Immolation/Immersion is the type of noisy, grating, experimental jazz that sends these obsessive freaks into a tailspin of self-doubt and discovery. Eccentric guitar wiz Nels Cline and saxophonist Wally Shoup scrape their instruments across the chalkboard on the opener, “Lake of Fire Memories,” and Chris Corsano’s wrecking ball drums bring the walls crashing down, burying even the slightest whisper of melody beneath a mountain of sonic rubble. “Immolation/Immersion” is an almost thirty-minute ode to the same destruction and deconstruction. Cline’s busy guitar sends predatory vermin scavenging through the wreckage to torment the living dead, whose helpless cries are voiced by Shoup’s tortured saxophone echoing through the subterranean crypt. Microscopic fissures expand in the black silence until the occasional moments of peaceful relief are shattered by yet another earthquake of noise and chaos and Corsano’s pile of debris settles amidst a cacophony of cracking and rumbling.
From the chaos, however, creation begins again. “Minus Mint” and “Beard of Pine” flow like evolution in fast forward: while Cline’s scraping strings sing conception’s discordant song from the depths, Shoup gently molds new life on the surface. Hints of melody and rhythm arise from the primordial mess, and while chaos occasionally bubbles up from the source, music as we know it survives these sporadic fits of destruction to at least survive within the harsh but inhabitable spaces of “Ghost Bell Canto.”

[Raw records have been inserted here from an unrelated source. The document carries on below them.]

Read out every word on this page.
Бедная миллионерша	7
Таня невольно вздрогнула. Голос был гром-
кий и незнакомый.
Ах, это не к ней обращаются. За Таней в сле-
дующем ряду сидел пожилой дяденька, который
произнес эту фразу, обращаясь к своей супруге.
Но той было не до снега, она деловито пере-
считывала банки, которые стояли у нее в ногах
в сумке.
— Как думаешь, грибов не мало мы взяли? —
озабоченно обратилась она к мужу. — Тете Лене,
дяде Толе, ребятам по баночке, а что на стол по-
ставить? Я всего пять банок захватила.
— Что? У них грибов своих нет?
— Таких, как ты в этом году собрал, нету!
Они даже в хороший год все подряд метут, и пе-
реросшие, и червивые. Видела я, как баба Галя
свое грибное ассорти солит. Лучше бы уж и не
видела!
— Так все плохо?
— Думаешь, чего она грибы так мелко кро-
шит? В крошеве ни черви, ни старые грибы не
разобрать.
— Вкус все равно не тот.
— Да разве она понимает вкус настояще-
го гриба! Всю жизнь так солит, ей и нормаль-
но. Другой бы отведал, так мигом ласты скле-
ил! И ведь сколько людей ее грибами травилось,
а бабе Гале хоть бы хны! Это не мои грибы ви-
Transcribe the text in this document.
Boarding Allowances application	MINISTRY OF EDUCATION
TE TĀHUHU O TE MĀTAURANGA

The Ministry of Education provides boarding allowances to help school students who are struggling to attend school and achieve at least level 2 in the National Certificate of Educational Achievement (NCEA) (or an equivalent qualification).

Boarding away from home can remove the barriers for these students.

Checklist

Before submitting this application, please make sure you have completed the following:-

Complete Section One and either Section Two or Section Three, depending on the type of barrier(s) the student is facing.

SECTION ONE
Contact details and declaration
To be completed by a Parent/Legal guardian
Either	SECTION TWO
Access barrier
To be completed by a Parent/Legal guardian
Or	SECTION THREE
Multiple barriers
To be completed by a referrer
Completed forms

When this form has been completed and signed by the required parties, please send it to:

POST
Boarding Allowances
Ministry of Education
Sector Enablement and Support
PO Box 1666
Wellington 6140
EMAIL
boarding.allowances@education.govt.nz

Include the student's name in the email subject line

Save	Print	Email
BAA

The question still remains, however: what is this music’s value? What is its purpose? It is neither pleasant nor sympathetic. At best, Immolation/Immersion is merely difficult. One can’t imagine actually wanting to listen to it. Like many discoveries, however, the reward is not in the sound itself, but in the possibilities it suggests. Immolation/Immersion has less to do with what music is than with what music could be. Beneath the deafening disorder, all the necessary elements exist—point and counterpoint, leading and following, rhythm and melody. They are simply rearranged in unfamiliar shapes and colors. Those who have donned the Trout Mask Replica or sympathize with the wickedness of Live Evil will be reminded of what they temporarily forgot, while those few neophytes whose courage and patience lead them out of Cline and Co.’s dark tomb will emerge into the light of a whole new musical reality.